Над Шарихой густились сумерки. Они наползали от реки и плотно залегали в притихших деревенских улицах, в широких прогалах между домами, поднимались выше и скрывали изгороди и лавочки возле них. Темнота клубилась и шевелилась, в ней все исчезало и растворялось. По белой кофточке Степан угадал Лизу на лавочке за оградой. Подошел и тихонько присел рядом, невольно уловив едва слышный запах духов и чистой, недавно выглаженной горячим утюгом кофточки. Надо было что-то сказать, и он заторопился, забормотал первое, что пришло на ум:

– Лиза, ты не подумай, я, наверно…

И внезапно задохнулся. Теплые, мягкие пальцы, на одном из которых не зажила еще тонкая и жесткая ниточка пореза, подушечками прижались к его губам и безмолвно остановили: не надо, не надо ничего говорить. Степан осекся, перевел дыхание и тяжело ткнулся лбом в покатое, мягкое плечо Лизы. Плечо не отдернулось, не отвердело, оно лишь податливо чуть опустилось.

Правильно сделала Лиза, что остановила его и не дала ничего сказать, ведь слова в иные моменты нужны лишь для прикрытия, либо для понимания, либо – и такое бывает чаще всего! – для обмана. Ничего этого им было не нужно. Обманывать не собирались, прикрываться не хотели, а понимали друг друга без слов: двое, оказавшись на пустой дороге, не разминулись, подошли вплотную и остановились.

Все случилось само собой, как сама собой пришла мягкая ночь, обволакивающая прохладным уютом, глухими, едва слышными шорохами, похожими на вкрадчивый и невнятный шепот.

Не сговариваясь, Степан с Лизой поднялись с лавочки и направились вдоль улицы, сворачивая к крутому спуску. Река встретила влажным дыханием, на ней подслеповато мигали бакена, и было тихо – ни баржи, ни теплохода, ни моторки.
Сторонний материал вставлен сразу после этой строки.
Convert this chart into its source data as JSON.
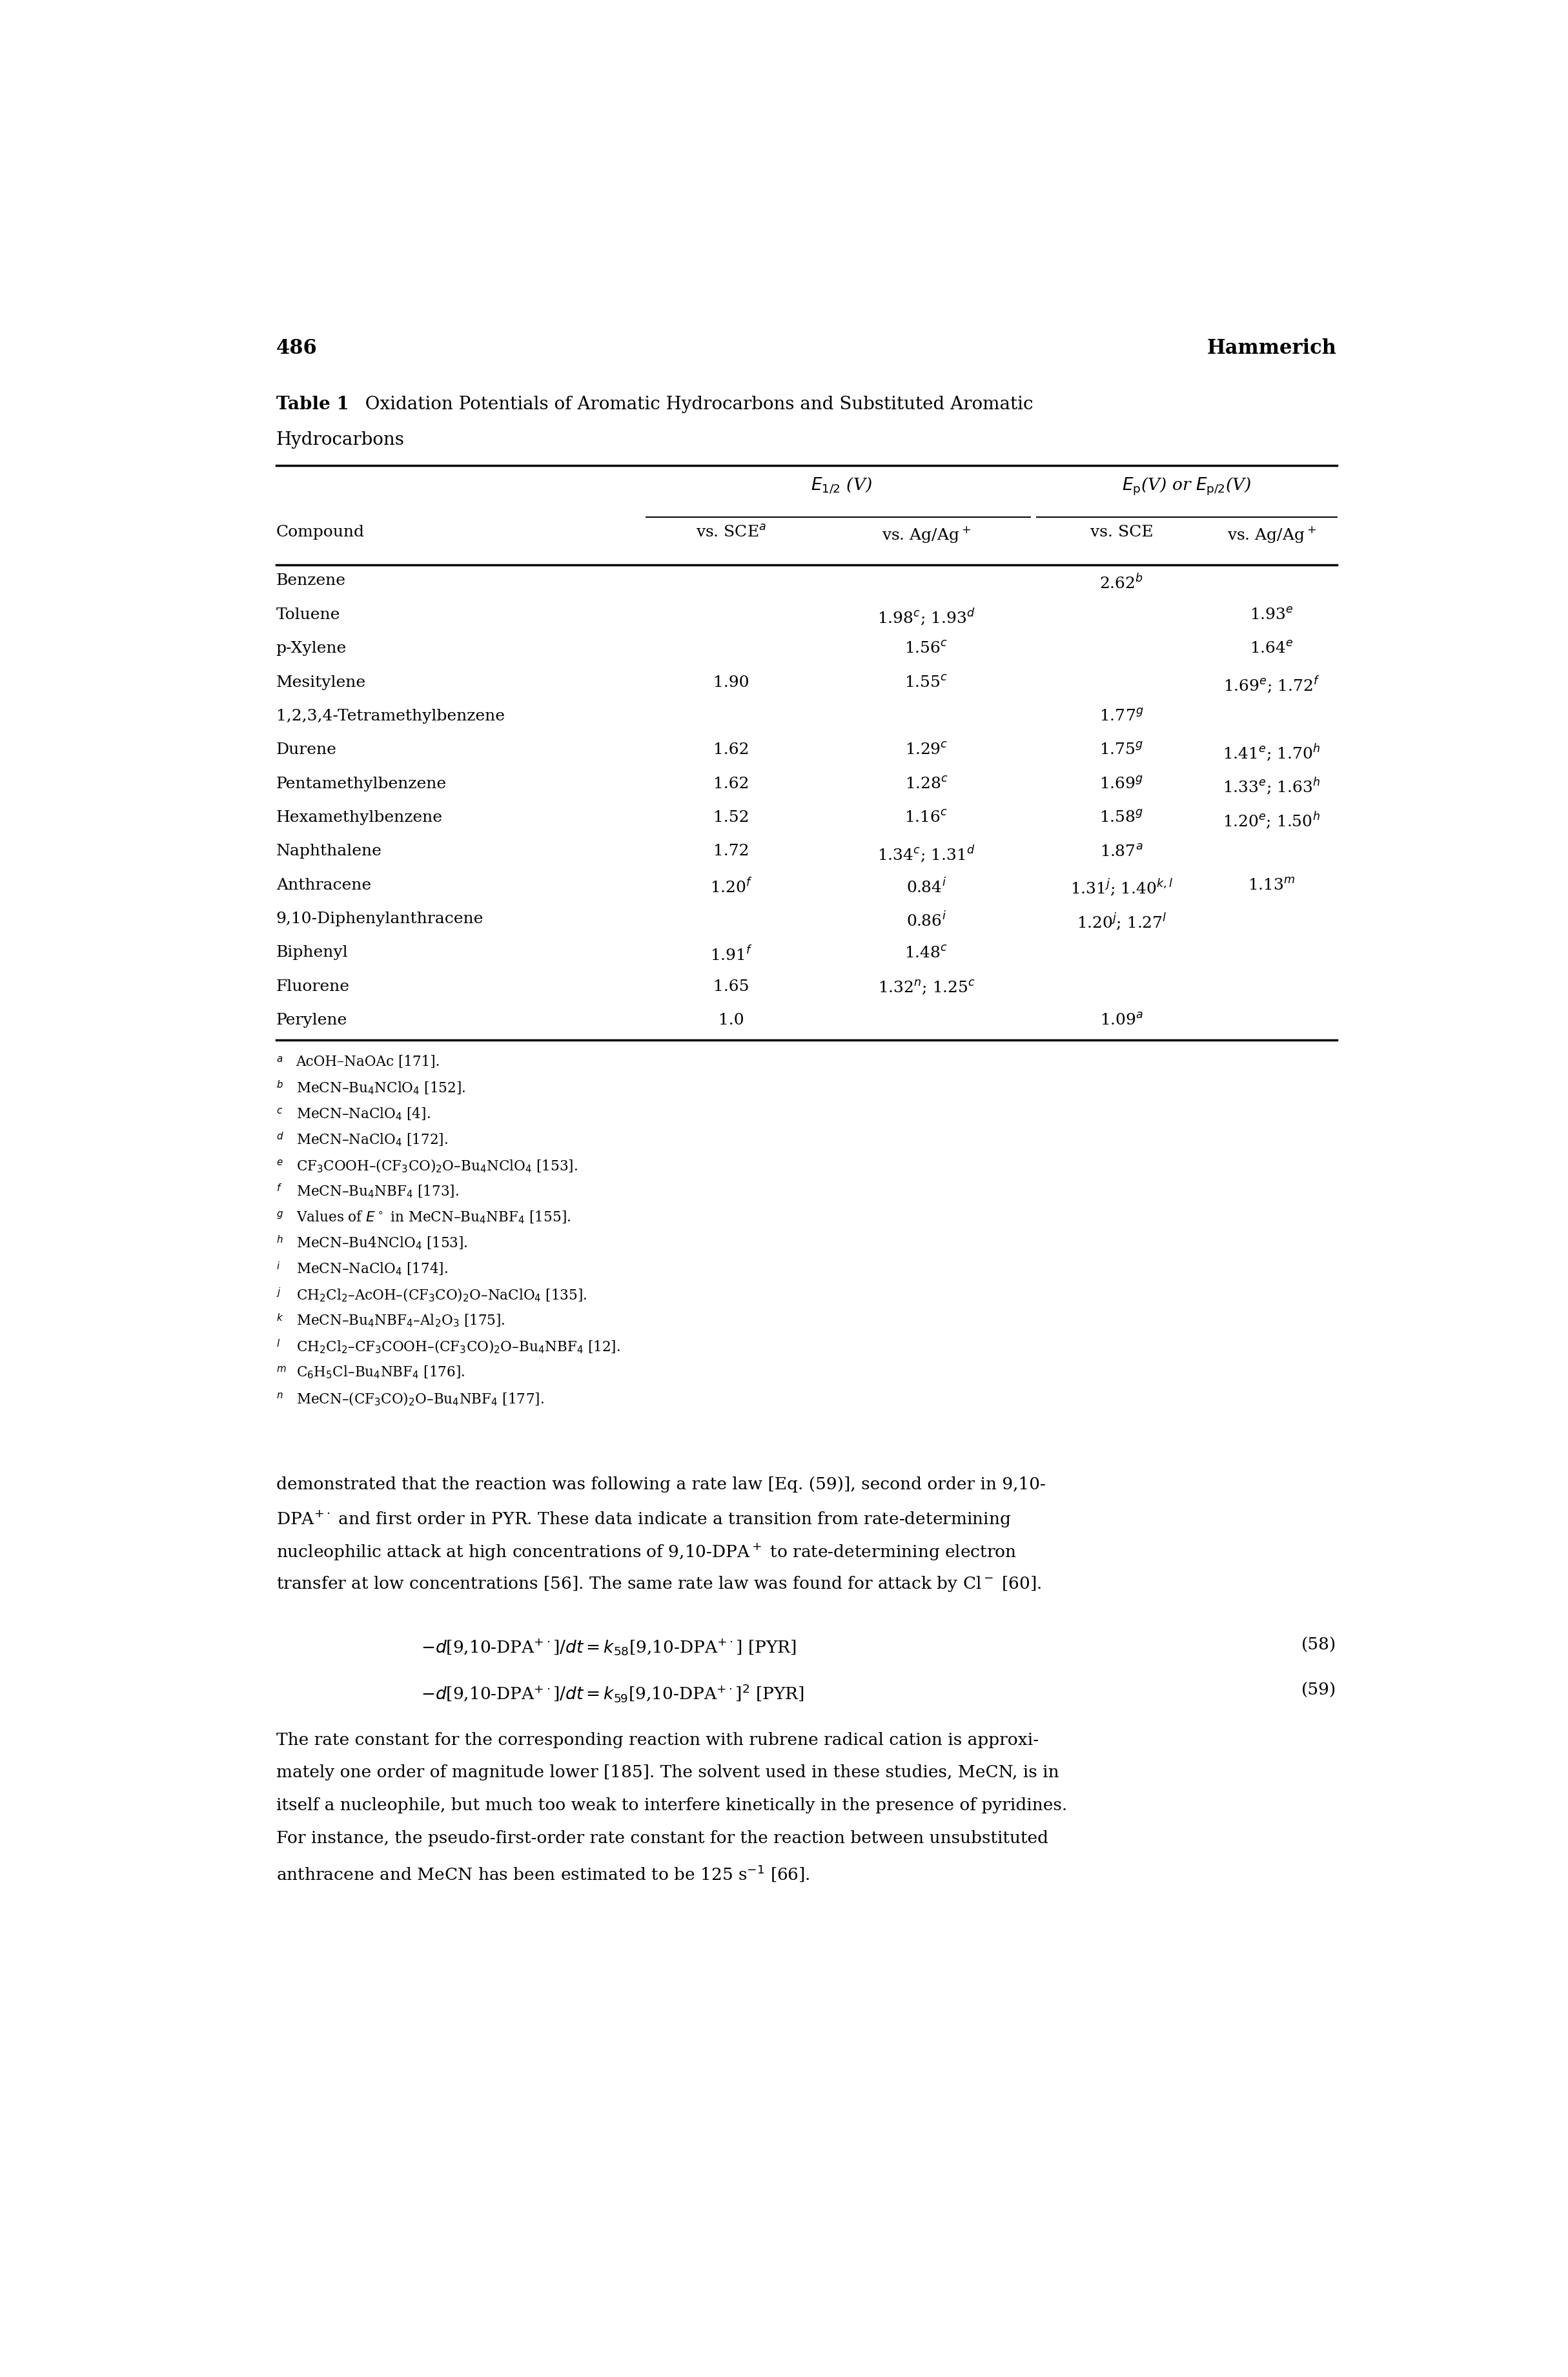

Лодка, едва обозначенная в темноте низкими бортами, приняла их в себя и слабо качнулась. Степан вставил весла в уключины и стал неторопливо выгребать на середину реки, на самую ее стремнину, обозначенную бакеном. На середине бросил весла, и течение цепко подхватило лодку, закружило и потащило вниз. Оставались позади, уплывали и исчезали за крайними соснами блеклые огни Шарихи, и только ясно был виден одинокий, холодный луч прожектора на причале, где трассовики разгружали свои баржи. Луч не шевелился, дымящейся полосой падал на землю, и видны были штабеля черных труб, отливающие поверху мертвенно-сизоватым светом, широкие, желтые носы приземистых трубоукладчиков и бульдозеров; разноцветные бочки-домики, две неподвижно вытянутые шеи подъемных кранов с опущенными до самой земли тросами; нагромождения ящиков, пакетов, мешков с цементом и внизу – разъезженная гусеницами и колесами земля, усеянная железяками и мусором. Спуск, давным-давно сделанный к дебаркадеру, оказался мал, и трассовики желтыми, тупорылыми бульдозерами за пару часов сковырнули большой участок крутого берега. Теперь широко растоптанная дорога прямо от воды поднималась вверх и уходила за окраину деревни, где уже стояли на подставках круглые домики-бочки, где закладывались фундамент гаража и мастерских и где с раннего утра до позднего вечера взвихривались и взблескивали режущие глаз огни сварки.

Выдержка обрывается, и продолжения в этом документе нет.